Overview
In this IBM sponsored project, I assumed the role of a Junior Data Engineer who has recently joined a fictional online e-Commerce company named SoftCart. Presented with real-world use cases, I was required to apply a number of industry standard data engineering solutions.
Objectives
- Demonstrate proficiency in skills required for an entry-level data engineering role
- Design and implement various concepts and components in the data engineering lifecycle such as data repositories
- Showcase working knowledge with relational databases, NoSQL data stores, big data engines, data warehouses, and data pipelines
- Apply skills in Linux shell scripting, SQL, and Python programming languages to Data Engineering problems
Project Outline
- SoftCart’s online presence is primarily through its website, which customers access using a variety of devices like laptops, mobiles and tablets.
- All the catalog data of the products is stored in the MongoDB NoSQL server.
- All the transactional data like inventory and sales are stored in the MySQL database server.
- SoftCart’s webserver is driven entirely by these two databases.
- Data is periodically extracted from these two databases and put into the staging data warehouse running on PostgreSQL.
- Production data warehouse is on the cloud instance of IBM DB2 server.
- BI teams connect to the IBM DB2 for operational dashboard creation.
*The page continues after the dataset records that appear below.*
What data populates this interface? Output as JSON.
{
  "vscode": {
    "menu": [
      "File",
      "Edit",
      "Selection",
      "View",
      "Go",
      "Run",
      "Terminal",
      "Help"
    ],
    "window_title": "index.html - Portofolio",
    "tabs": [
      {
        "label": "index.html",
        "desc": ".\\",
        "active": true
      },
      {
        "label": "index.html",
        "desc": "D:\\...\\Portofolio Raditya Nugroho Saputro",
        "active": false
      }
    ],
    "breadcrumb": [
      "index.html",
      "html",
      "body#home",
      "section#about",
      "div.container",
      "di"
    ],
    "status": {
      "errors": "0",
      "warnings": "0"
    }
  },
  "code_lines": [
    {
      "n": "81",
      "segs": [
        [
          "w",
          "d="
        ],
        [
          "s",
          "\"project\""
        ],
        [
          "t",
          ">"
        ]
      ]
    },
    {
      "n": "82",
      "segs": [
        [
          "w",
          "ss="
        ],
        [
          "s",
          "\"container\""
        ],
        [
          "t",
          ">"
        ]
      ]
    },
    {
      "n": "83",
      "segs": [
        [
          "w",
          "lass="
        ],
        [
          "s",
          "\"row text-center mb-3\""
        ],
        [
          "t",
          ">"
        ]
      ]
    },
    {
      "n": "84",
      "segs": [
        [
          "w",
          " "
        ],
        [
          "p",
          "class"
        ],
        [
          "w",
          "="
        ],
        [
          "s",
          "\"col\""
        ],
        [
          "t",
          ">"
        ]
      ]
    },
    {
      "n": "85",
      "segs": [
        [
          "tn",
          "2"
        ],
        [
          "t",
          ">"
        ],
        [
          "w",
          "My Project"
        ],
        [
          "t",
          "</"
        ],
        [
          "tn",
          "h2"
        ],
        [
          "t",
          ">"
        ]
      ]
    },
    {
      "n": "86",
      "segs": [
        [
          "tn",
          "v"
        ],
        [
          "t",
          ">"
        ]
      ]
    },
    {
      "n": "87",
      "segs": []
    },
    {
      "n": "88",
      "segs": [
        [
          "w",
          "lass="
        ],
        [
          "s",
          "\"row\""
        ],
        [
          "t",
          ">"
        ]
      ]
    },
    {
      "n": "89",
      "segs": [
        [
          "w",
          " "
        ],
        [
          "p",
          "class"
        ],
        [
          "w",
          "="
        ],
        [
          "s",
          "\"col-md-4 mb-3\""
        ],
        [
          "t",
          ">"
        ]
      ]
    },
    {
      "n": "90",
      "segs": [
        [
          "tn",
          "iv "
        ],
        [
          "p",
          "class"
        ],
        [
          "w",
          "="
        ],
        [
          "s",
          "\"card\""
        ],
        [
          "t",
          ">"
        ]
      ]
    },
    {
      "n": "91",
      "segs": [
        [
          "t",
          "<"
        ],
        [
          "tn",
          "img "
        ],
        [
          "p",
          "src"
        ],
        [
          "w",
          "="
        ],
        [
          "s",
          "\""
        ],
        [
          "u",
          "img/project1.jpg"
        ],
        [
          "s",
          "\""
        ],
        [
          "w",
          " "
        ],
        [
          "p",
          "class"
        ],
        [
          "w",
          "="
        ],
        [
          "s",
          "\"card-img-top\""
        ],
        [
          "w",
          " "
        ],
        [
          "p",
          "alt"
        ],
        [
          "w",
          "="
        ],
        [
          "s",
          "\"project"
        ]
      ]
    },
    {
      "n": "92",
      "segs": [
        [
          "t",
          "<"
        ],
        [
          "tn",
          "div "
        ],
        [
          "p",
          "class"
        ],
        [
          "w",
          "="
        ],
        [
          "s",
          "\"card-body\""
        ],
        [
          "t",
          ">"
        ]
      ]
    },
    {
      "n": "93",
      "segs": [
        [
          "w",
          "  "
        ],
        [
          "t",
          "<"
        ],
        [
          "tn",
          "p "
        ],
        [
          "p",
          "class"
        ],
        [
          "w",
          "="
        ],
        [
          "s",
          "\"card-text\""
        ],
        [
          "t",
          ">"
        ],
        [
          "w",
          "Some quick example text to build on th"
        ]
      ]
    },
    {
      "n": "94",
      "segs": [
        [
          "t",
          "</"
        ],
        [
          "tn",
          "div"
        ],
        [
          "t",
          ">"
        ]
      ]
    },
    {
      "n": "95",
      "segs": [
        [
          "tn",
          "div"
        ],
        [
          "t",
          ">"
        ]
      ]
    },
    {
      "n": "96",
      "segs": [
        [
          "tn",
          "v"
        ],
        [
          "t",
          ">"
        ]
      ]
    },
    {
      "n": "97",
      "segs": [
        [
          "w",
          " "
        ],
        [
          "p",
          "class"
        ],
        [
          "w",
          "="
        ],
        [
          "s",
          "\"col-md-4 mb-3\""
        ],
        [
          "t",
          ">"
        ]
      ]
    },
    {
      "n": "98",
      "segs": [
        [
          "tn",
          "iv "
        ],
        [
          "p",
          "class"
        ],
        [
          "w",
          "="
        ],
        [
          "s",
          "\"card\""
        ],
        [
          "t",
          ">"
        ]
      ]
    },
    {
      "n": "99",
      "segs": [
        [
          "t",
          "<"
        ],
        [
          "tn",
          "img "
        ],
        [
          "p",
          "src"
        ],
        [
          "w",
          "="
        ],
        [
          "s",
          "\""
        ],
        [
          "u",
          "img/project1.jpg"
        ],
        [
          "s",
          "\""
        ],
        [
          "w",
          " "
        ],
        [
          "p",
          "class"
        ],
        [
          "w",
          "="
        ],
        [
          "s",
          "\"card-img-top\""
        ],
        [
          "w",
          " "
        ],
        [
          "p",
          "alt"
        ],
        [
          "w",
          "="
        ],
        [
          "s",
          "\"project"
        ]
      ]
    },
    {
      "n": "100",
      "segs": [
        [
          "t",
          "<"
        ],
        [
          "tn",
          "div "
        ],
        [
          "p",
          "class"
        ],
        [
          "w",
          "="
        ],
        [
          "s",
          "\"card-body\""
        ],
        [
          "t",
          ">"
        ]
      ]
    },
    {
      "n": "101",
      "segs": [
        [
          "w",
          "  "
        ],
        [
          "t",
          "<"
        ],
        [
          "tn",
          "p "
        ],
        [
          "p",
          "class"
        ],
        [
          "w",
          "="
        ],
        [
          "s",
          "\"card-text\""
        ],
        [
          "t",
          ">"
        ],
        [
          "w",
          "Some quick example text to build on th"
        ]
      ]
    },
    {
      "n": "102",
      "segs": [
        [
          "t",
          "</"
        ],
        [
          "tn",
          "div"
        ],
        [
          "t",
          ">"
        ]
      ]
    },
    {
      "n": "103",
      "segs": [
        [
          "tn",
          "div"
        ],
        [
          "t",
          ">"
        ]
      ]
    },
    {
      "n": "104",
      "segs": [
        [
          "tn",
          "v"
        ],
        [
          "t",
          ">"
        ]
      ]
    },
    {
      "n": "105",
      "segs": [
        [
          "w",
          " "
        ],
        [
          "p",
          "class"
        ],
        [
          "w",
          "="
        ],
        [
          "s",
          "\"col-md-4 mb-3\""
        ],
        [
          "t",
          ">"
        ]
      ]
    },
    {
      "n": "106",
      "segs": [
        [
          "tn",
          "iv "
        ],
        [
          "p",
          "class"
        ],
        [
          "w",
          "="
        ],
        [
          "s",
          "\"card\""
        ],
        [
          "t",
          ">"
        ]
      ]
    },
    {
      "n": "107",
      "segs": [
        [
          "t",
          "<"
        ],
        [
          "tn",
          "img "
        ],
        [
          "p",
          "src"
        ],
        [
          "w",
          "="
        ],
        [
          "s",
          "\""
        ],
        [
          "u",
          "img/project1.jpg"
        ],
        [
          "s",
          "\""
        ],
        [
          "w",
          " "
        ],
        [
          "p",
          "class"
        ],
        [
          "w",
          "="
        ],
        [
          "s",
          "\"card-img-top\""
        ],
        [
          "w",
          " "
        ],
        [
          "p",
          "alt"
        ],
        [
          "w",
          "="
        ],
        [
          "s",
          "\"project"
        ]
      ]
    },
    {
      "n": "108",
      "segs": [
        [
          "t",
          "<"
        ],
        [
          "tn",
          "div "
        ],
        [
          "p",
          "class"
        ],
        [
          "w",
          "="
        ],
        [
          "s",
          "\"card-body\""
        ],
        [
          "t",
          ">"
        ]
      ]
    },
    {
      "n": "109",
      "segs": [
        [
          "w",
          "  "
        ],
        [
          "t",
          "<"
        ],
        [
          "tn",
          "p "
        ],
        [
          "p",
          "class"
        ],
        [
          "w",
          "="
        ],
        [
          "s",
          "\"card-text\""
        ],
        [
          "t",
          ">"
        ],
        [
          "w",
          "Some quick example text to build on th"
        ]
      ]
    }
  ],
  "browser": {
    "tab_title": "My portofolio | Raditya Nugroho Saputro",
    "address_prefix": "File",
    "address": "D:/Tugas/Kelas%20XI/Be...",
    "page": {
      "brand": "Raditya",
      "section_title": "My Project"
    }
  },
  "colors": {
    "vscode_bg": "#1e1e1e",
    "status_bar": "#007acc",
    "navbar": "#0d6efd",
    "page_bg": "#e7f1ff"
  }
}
IBM Cognos Analytics is used to create dashboards.
- SoftCart uses Hadoop cluster as it big data platform where all the data collected for analytics purposes.
- Spark is used to analyse the data on the Hadoop cluster.
- To move data between OLTP, NoSQL and the dataware house ETL pipelines are used and these run on Apache Airflow.
Tools/Software
- OLTP Database – MySQL
- NoSql Database – MongoDB
- Production Data Warehouse – DB2 on Cloud
- Staging Data Warehouse – PostgreSQL
- Big Data Platform – Hadoop
- Big Data Analytics Platform – Spark
- Business Intelligence Dashboard – IBM Cognos Analytics
- Data Pipelines – Apache Airflow